Share your dilemmas and get honest opinions from other Mumsnetters.

To be annoyed with future MIL

7 replies

LuLuBeth · 26/07/2020 16:31

DP and I have had to bring our wedding forward in order to be certain we can marry this year for fear of a second lockdown happening in the winter. We have arranged a very small intimate wedding with family only, we were allocated 30 guests (we've got 34 but the vicar said he can make it work). We have only got 2 people on the guest list, DP's best man and his wife, who aren't family.

DP's siblings have all got partners but none of them are married, his sister (lets call her L) has been having issues with her boyfriend (let's call him K) and we weren't sure if we should invite him or not but after a discussion with his other sister we decided to invite him.

We popped over to DP's mum yesterday for a social distance cuppa in the garden and whilst we were chatting she mentioned how L was coming but K wasn't and since K wasn't coming she decided that L would bring DP's step sister (who isn't actually his step sister as his mum isn't actually married to her partner), DP hardly knows her and I have met her once and she didn't even speak to me. DP's mum justified this by saying how DP's sisters are close to her etc.

If we were having a normal wedding I wouldn't be so annoyed, but it's the fact that I haven't even invited my best friends or other blood family members and DP hasn't invited his friends because it's such limited numbers. DP and I had spoken previously about what we'd do if people couldn't make it and we decided that we would not invite anyone else as we'd already gone over the allocated number.

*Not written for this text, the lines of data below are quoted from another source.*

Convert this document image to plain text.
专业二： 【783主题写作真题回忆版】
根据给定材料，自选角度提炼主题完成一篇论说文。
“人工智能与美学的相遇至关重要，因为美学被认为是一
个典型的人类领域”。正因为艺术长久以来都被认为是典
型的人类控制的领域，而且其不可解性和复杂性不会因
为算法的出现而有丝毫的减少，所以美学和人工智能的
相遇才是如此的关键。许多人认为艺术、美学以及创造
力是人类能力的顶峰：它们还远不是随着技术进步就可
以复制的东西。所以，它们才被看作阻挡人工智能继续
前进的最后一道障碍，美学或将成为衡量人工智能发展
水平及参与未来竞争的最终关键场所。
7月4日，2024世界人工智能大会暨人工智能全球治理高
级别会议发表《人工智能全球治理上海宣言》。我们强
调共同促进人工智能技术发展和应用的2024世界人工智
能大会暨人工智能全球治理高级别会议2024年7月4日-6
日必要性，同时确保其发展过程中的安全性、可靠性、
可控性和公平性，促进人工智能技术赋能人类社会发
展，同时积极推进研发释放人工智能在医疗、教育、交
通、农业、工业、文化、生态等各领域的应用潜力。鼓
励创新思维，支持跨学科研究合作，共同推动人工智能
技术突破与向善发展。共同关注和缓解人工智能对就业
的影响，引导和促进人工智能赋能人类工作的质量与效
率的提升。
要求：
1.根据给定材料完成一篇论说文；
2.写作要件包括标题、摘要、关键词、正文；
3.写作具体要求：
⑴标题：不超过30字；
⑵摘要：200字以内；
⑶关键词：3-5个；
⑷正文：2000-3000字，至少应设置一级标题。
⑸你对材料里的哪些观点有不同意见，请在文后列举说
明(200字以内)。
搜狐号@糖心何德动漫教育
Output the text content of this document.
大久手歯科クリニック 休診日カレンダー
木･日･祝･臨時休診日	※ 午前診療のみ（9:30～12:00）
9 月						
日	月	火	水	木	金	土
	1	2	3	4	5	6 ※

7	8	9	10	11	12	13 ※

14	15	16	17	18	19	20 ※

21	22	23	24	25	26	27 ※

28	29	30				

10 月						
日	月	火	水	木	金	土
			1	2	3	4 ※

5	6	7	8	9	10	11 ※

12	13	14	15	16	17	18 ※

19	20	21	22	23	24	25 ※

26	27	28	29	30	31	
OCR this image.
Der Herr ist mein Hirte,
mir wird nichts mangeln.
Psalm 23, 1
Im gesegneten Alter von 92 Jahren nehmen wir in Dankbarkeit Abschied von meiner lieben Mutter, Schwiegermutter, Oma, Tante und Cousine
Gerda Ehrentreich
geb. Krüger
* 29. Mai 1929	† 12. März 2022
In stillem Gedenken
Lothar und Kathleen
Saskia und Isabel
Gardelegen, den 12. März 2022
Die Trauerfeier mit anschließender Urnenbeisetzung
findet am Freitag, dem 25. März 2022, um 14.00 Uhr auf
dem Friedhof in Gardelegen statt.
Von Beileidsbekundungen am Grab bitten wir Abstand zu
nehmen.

DP gets why I'm upset but doesn't see it as a massive issue as it's not like it's an extra person or it's a space we could give to someone else because we'd said we weren't replacing people with others and he does have a point. But I think what's annoyed me is the fact that they never asked and we COULD have had someone else we wanted to invite.....

OP posts:
midwifeyNC · 26/07/2020 16:34

Well tell her not to come then?

Aquamarine1029 · 26/07/2020 16:34

I would have told his mother this isn't happening. That slot can go to someone actually close to you. Set boundaries, op. She can't just arbitrarily invite someone to your wedding.

dicksplash · 26/07/2020 16:42

Even if you were not so limited on numbers it is not up to her to decide your guest list. Tell her no, step sister isn't invited and there will be no more invited unless 5 or more people can't attend.

BranchAndPoppy · 26/07/2020 16:46

I would tell them you actually could use that space for Uncle John (or whoever). It's your wedding. I do think it's off to invite someone to someone else's wedding. But, tbf, she may just have thought "cripes, LuLu and Stb Mr LuLu wont want the space to go to waste, so we'd better fill it". She may have been trying to save the space and your money from going to waste.

Orchidsindoors · 26/07/2020 16:50

I'd just tell your partner to tell his sister that the stepsister cant come due to numbers. Everyone knows covid has affected numbers to weddings. Dont go through the mil, go to the source. I've had experience of mil telling me things that turned out to be not true. For all you know, the mil has told her daughter you were fine with it

WhereYouLeftIt · 26/07/2020 16:50

"Even if you were not so limited on numbers it is not up to her to decide your guest list."
This

Modestandatinybitsexy · 26/07/2020 16:50

It is a big deal if you could have someone you actually cherish there on the day instead of a distantly related place filler.

Tell your DH it upsets you, and it won't be missed in such a small wedding, and to tell his DM to uninvite her.